Adelaide owned a clothes-designing corporation. Which was a very good thing indeed. Why hadn’t Alvin notified me about it seeing that I was in the line and curiosity of clothes design? Or were they not at favorable terms with each other? Whatever the whole story was, I had confidence that Adelaide and I myself would convene one day and share and moreover converse about our keenness and infatuation with regards to clothes making. Yeah. I wished that that would see the light of the day one near-term day. Would it? Perhaps. Perhaps not.

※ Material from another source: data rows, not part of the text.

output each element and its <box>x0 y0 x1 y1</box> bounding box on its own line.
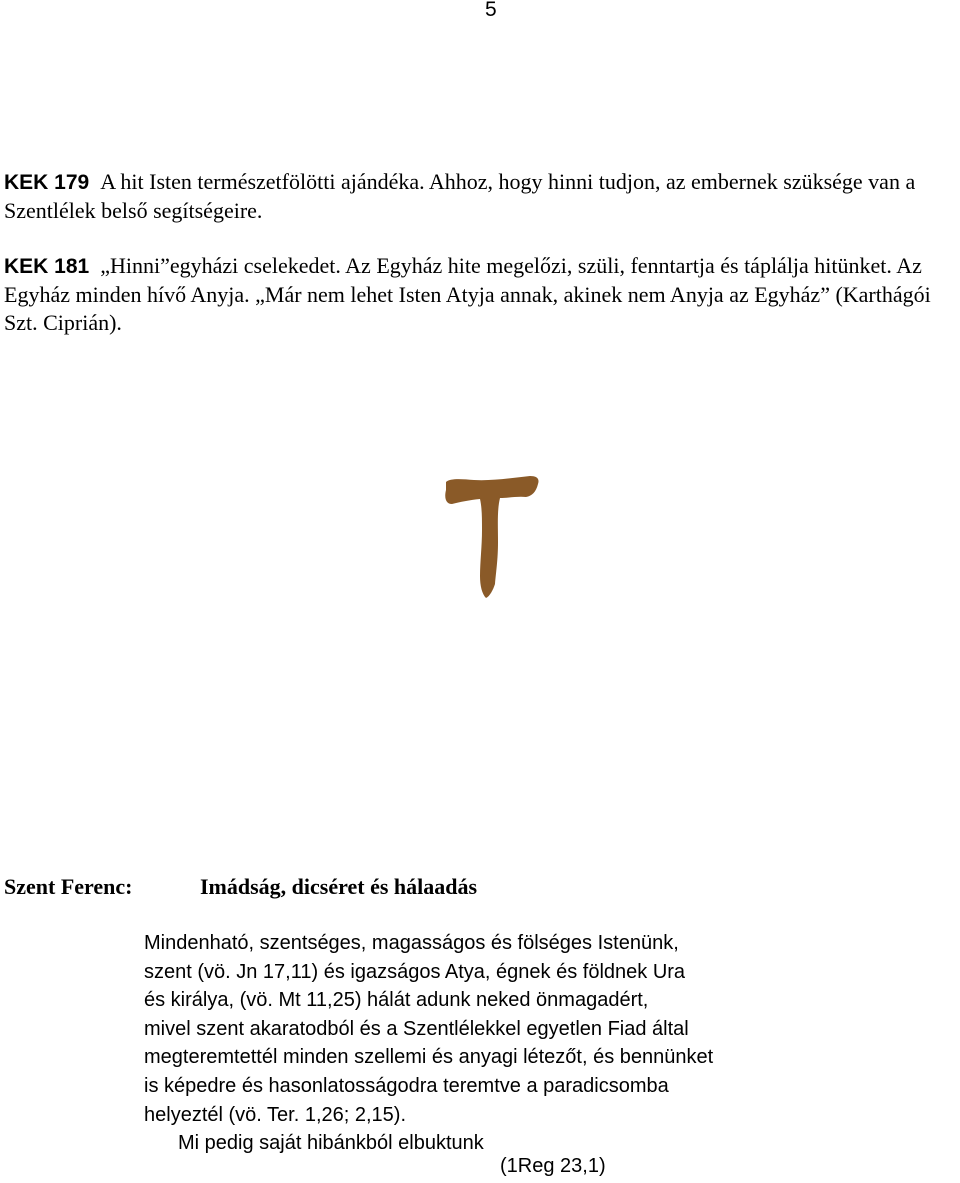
kek-181-label: KEK 181 <box>4 255 90 278</box>
prayer-reference: (1Reg 23,1) <box>500 1155 606 1177</box>
prayer-author: Szent Ferenc: <box>4 874 133 899</box>
prayer-line: Mindenható, szentséges, magasságos és fölséges Istenünk, <box>144 932 679 954</box>
prayer-heading <box>4 874 478 900</box>
prayer-line: is képedre és hasonlatosságodra teremtve a paradicsomba <box>144 1074 669 1097</box>
kek-179-text: A hit Isten természetfölötti ajándéka. Ahhoz, hogy hinni tudjon, az embernek szüksége van a Szentlélek belső segítségeire. <box>4 169 916 223</box>
prayer-line: Mi pedig saját hibánkból elbuktunk <box>178 1132 484 1155</box>
tau-cross-icon <box>440 470 542 600</box>
kek-181-text: „Hinni”egyházi cselekedet. Az Egyház hite megelőzi, szüli, fenntartja és táplálja hitünket. Az Egyház minden hívő Anyja. „Már nem lehet Isten Atyja annak, akinek nem Anyja az Egyház” (Karthágói Szt. Ciprián). <box>4 253 931 335</box>
prayer-line: és királya, (vö. Mt 11,25) hálát adunk neked önmagadért, <box>144 989 649 1012</box>
prayer-title: Imádság, dicséret és hálaadás <box>200 874 478 899</box>
prayer-line: szent (vö. Jn 17,11) és igazságos Atya, égnek és földnek Ura <box>144 960 686 983</box>
kek-179-label: KEK 179 <box>4 171 90 194</box>
prayer-line: helyeztél (vö. Ter. 1,26; 2,15). <box>144 1103 407 1126</box>
prayer-line: megteremtettél minden szellemi és anyagi létezőt, és bennünket <box>144 1046 714 1069</box>
prayer-line: mivel szent akaratodból és a Szentlélekkel egyetlen Fiad által <box>144 1017 689 1040</box>
kek-181-paragraph <box>4 252 956 337</box>
prayer-body <box>144 929 713 1158</box>
page-number: 5 <box>485 0 497 21</box>
kek-179-paragraph <box>4 168 956 225</box>
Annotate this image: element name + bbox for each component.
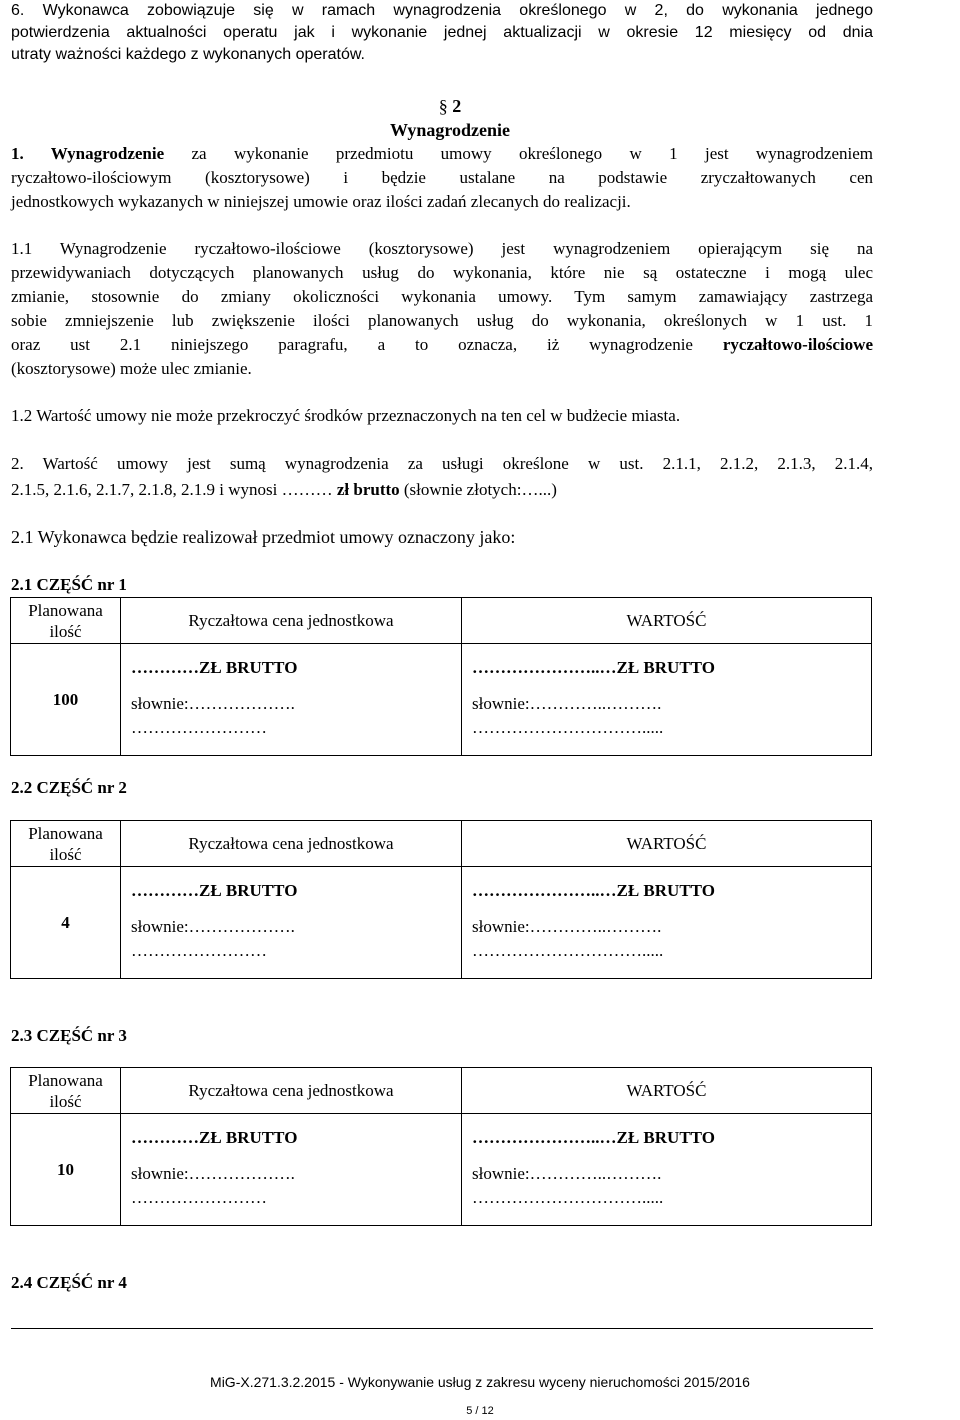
section-title: Wynagrodzenie bbox=[390, 120, 510, 140]
paragraph-1-1-line-5-b: ryczałtowo-ilościowe bbox=[722, 335, 873, 354]
header-value: WARTOŚĆ bbox=[462, 598, 872, 644]
section-number-value: 2 bbox=[452, 96, 462, 116]
part-1-value-cell bbox=[462, 644, 872, 756]
header-qty: Planowana ilość bbox=[11, 598, 121, 644]
value-price-line: …………………..…ZŁ BRUTTO bbox=[472, 881, 715, 900]
paragraph-1-line-1 bbox=[11, 143, 873, 165]
paragraph-1-1-line-1: 1.1 Wynagrodzenie ryczałtowo-ilościowe (kosztorysowe) jest wynagrodzeniem opierającym się na bbox=[11, 239, 873, 258]
header-unit-price: Ryczałtowa cena jednostkowa bbox=[121, 1068, 462, 1114]
paragraph-2-line-2 bbox=[11, 479, 557, 501]
paragraph-6-line-3: utraty ważności każdego z wykonanych operatów. bbox=[11, 46, 365, 63]
unit-dots-line: …………………… bbox=[131, 941, 267, 960]
paragraph-1-line-2: ryczałtowo-ilościowym (kosztorysowe) i będzie ustalane na podstawie zryczałtowanych cen bbox=[11, 168, 873, 187]
value-dots-line: …………………………..... bbox=[472, 718, 664, 737]
paragraph-6-line-1: 6. Wykonawca zobowiązuje się w ramach wynagrodzenia określonego w 2, do wykonania jednego bbox=[11, 2, 873, 19]
paragraph-2-line-2-a: 2.1.5, 2.1.6, 2.1.7, 2.1.8, 2.1.9 i wynosi bbox=[11, 480, 278, 499]
section-symbol: § bbox=[438, 96, 448, 116]
paragraph-1-1-line-6: (kosztorysowe) może ulec zmianie. bbox=[11, 359, 252, 378]
part-2-qty: 4 bbox=[11, 867, 121, 979]
value-words-line: słownie:…………..………. bbox=[472, 917, 662, 936]
paragraph-2-line-2-b: zł brutto bbox=[336, 480, 400, 499]
part-2-value-cell bbox=[462, 867, 872, 979]
part-3-table bbox=[10, 1067, 872, 1226]
unit-words-line: słownie:………………. bbox=[131, 1164, 295, 1183]
part-1-table bbox=[10, 597, 872, 756]
part-1-unit-price-cell bbox=[121, 644, 462, 756]
header-value: WARTOŚĆ bbox=[462, 1068, 872, 1114]
paragraph-1-1-line-3: zmianie, stosownie do zmiany okoliczności wykonania umowy. Tym samym zamawiający zastrzega bbox=[11, 287, 873, 306]
value-dots-line: …………………………..... bbox=[472, 1188, 664, 1207]
unit-price-line: …………ZŁ BRUTTO bbox=[131, 1128, 298, 1147]
header-qty: Planowana ilość bbox=[11, 1068, 121, 1114]
paragraph-2-1: 2.1 Wykonawca będzie realizował przedmiot umowy oznaczony jako: bbox=[11, 527, 516, 547]
part-3-unit-price-cell bbox=[121, 1114, 462, 1226]
paragraph-1-1-line-2: przewidywaniach dotyczących planowanych usług do wykonania, które nie są ostateczne i mogą ulec bbox=[11, 263, 873, 282]
paragraph-1-1-line-4: sobie zmniejszenie lub zwiększenie ilości planowanych usług do wykonania, określonych w 1 ust. 1 bbox=[11, 311, 873, 330]
paragraph-1-1-line-5-a: oraz ust 2.1 niniejszego paragrafu, a to oznacza, iż wynagrodzenie bbox=[11, 335, 693, 354]
part-2-unit-price-cell bbox=[121, 867, 462, 979]
paragraph-6-line-2: potwierdzenia aktualności operatu jak i wykonanie jednej aktualizacji w okresie 12 miesięcy od dnia bbox=[11, 24, 873, 41]
unit-dots-line: …………………… bbox=[131, 1188, 267, 1207]
unit-price-line: …………ZŁ BRUTTO bbox=[131, 658, 298, 677]
part-1-qty: 100 bbox=[11, 644, 121, 756]
value-price-line: …………………..…ZŁ BRUTTO bbox=[472, 1128, 715, 1147]
part-3-value-cell bbox=[462, 1114, 872, 1226]
part-3-qty: 10 bbox=[11, 1114, 121, 1226]
part-3-heading: 2.3 CZĘŚĆ nr 3 bbox=[11, 1026, 127, 1045]
header-unit-price: Ryczałtowa cena jednostkowa bbox=[121, 598, 462, 644]
paragraph-1-line-3: jednostkowych wykazanych w niniejszej umowie oraz ilości zadań zlecanych do realizacji. bbox=[11, 192, 631, 211]
value-price-line: …………………..…ZŁ BRUTTO bbox=[472, 658, 715, 677]
part-4-heading: 2.4 CZĘŚĆ nr 4 bbox=[11, 1273, 127, 1292]
paragraph-1-line-1-rest: za wykonanie przedmiotu umowy określonego w 1 jest wynagrodzeniem bbox=[191, 144, 873, 163]
part-2-table bbox=[10, 820, 872, 979]
paragraph-1-2: 1.2 Wartość umowy nie może przekroczyć środków przeznaczonych na ten cel w budżecie miasta. bbox=[11, 406, 681, 425]
value-words-line: słownie:…………..………. bbox=[472, 694, 662, 713]
part-1-heading: 2.1 CZĘŚĆ nr 1 bbox=[11, 575, 127, 594]
footer-reference: MiG-X.271.3.2.2015 - Wykonywanie usług z zakresu wyceny nieruchomości 2015/2016 bbox=[210, 1374, 750, 1390]
paragraph-2-line-2-c: (słownie złotych:…...) bbox=[403, 480, 557, 499]
unit-price-line: …………ZŁ BRUTTO bbox=[131, 881, 298, 900]
paragraph-2-line-1: 2. Wartość umowy jest sumą wynagrodzenia za usługi określone w ust. 2.1.1, 2.1.2, 2.1.3, 2.1.4, bbox=[11, 454, 873, 473]
header-value: WARTOŚĆ bbox=[462, 821, 872, 867]
unit-words-line: słownie:………………. bbox=[131, 917, 295, 936]
section-number bbox=[0, 96, 900, 117]
paragraph-1-lead: 1. Wynagrodzenie bbox=[11, 144, 165, 163]
header-unit-price: Ryczałtowa cena jednostkowa bbox=[121, 821, 462, 867]
paragraph-2-line-2-dots: ……… bbox=[281, 480, 333, 499]
unit-dots-line: …………………… bbox=[131, 718, 267, 737]
value-dots-line: …………………………..... bbox=[472, 941, 664, 960]
page-number: 5 / 12 bbox=[466, 1405, 494, 1417]
part-2-heading: 2.2 CZĘŚĆ nr 2 bbox=[11, 778, 127, 797]
value-words-line: słownie:…………..………. bbox=[472, 1164, 662, 1183]
header-qty: Planowana ilość bbox=[11, 821, 121, 867]
unit-words-line: słownie:………………. bbox=[131, 694, 295, 713]
footer-divider bbox=[11, 1328, 873, 1329]
paragraph-1-1-line-5 bbox=[11, 334, 873, 356]
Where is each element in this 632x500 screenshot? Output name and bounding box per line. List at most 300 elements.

The cologne in the kitchen was so appealing it drove me to on-the-spot starvation like I had not eaten anything last night. Very early this morning even more. I had gobbled a bowl of cornflakes, but still, it was not adequate and satisfactory enough to safeguard me from the enticement to uncover out what Chantal was preparing in there. I did not resist taking a sneak slink peek at her cooking and humming to herself softly.
“Chantal. Good morning.”
She overheard me; and spun after me right away. Speedily and circumspectly. Then she breathed out, calming suddenly from her impulsive and overpowering fright.
“Sophia, it is you?”
“Yeah, it is me.”
“My goodness. You frightened me like shit.”
“I didn’t mean to; I am sorry in any case.”
She scoffed acrimoniously at that. “You shouldn’t be. It is okay at any rate. How did you sleep last night? With my son that is.”
Sh*t! Had she just said that? How had she known that I slept with him? Of course. We did nothing apart from touching and stroking and embracing. That was all. Still, how had she found out all about this? Maybe there were secretive and concealed cameras in this house? Maybe he had in person and flesh made it known to her? Which was which here?